The decision whether to introduce an experimental service must be a matter for the Railways Board. But they are unlikely to be prepared to do so unless a service is capable of generating sufficient earnings to meet its allocated costs, or unless central or local government, or any other body, were prepared to subsidise any gap between earnings and costs. Here I particularly appreciated the remarks of my noble friend Lord de Clifford. The Government pay the public service obligation grant to the Railways Board in order to compensate them for having to provide passenger services generally comparable with those that they operated at the end of 1974. At present, this grant amounts to some £2 million a day; but like other public expenditure, it is subject to cash ceilings, and the Government would not be prepared to increase this ceiling in order to allow the board to run a new passenger service where the revenue from that service would fall short of the allocated costs.
813 We must, therefore, look primarily to local authorities to make use of their powers to make grants to British Rail to finance these services. It would be for these parties to agree on suitable terms, but the knowledge that an unsuccessful service could be withdrawn quickly should make it easier to reach agreement.

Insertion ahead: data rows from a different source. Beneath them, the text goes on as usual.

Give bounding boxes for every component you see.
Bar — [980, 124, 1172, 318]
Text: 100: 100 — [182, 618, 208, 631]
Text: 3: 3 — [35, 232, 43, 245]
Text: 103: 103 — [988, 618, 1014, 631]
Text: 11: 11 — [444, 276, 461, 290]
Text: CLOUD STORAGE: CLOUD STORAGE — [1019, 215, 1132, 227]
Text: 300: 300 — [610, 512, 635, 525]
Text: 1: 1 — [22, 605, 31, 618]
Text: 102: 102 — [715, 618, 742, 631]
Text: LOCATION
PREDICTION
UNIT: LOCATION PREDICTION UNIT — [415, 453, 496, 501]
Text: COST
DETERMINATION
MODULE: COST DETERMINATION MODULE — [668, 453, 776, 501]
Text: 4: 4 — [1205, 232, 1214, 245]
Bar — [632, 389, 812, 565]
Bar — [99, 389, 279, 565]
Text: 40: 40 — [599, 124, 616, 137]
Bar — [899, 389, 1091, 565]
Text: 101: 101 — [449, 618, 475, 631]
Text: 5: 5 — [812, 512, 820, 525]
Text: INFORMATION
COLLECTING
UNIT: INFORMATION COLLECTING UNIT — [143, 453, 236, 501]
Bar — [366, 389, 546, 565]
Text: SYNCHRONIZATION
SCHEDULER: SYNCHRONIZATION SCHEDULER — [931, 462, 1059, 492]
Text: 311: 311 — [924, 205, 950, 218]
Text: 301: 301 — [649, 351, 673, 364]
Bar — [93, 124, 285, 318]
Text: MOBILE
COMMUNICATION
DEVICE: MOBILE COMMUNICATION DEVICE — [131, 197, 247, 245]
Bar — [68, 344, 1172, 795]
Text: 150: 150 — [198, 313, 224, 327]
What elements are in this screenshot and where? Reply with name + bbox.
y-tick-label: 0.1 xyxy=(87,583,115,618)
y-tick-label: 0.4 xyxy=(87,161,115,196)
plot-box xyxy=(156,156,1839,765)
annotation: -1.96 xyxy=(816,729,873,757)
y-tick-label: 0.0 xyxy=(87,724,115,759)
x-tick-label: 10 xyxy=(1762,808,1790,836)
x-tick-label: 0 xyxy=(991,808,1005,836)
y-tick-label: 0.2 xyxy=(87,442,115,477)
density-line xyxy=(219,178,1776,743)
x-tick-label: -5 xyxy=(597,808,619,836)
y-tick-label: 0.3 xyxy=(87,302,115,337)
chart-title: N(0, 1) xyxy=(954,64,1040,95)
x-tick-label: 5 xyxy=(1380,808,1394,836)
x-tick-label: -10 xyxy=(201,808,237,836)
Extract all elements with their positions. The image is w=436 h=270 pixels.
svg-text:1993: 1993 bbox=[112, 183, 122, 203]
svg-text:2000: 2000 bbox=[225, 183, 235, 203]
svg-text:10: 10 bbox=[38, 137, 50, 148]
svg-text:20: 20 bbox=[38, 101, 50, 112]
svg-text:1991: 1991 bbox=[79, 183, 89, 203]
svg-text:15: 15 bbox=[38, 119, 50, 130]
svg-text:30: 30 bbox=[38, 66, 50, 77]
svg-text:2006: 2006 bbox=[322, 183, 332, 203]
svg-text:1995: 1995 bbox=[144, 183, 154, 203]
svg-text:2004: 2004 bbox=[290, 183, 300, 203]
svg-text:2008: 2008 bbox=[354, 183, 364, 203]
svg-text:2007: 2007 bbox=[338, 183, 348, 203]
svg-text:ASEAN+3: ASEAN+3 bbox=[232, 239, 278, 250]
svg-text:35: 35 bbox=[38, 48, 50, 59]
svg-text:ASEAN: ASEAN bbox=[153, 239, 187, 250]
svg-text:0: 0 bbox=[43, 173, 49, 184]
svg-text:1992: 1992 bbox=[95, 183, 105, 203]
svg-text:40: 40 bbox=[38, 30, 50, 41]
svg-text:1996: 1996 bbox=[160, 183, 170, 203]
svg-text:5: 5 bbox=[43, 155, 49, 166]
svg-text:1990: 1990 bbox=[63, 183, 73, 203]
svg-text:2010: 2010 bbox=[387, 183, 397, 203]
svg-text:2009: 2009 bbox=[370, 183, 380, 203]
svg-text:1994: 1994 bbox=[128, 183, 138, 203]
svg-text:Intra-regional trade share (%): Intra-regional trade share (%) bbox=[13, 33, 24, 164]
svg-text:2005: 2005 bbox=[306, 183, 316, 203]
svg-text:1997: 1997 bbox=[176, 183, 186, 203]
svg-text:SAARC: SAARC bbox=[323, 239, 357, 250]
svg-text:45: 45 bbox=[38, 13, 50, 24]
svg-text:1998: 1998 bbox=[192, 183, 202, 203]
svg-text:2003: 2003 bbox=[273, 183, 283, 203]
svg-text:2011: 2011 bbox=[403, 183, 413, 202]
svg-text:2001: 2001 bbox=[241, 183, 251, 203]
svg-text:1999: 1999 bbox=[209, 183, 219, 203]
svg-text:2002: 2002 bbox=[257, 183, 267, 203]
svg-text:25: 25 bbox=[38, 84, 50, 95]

In conclusion, may I say that the Government welcome this Bill, and I hope that noble Lords on all sides of the House will support it as a useful contribution towards the flexible operation of the railways and as a means of meeting the changing transport needs of rural areas in particular.
§ 6.56 p.m.
§ Lord Mowbray and Stourton
My Lords, it only remains for me to add my thanks to all noble Lords who have spoken in this debate, and for their general consensus of good will towards this Bill. In particular, of course, I should like to pay my respects and offer my humble congratulations to the noble Lord, Lord Mountevans, upon his most able speech. To my rather sparse skeleton he added welcome flesh and blood, if I may say so, which was greatly to the advantage of your Lordships' House.
My noble friend Lord de Clifford spoke of the climate being fair weather for this Bill. We had the doyen of transport speakers in this House, the noble Lord, Lord Lucas of Chilworth, helping us in our decision; and my noble friend Lord Avon has given us the Government's blessing. I hope we shall not need to commit this Bill, and, that being the case, I hope we shall shortly be able to see it on the statute book. I thank your Lordships for your help and for having spoken.
§ On Question, Bill read 2a, and committed to a Committee of the Whole House.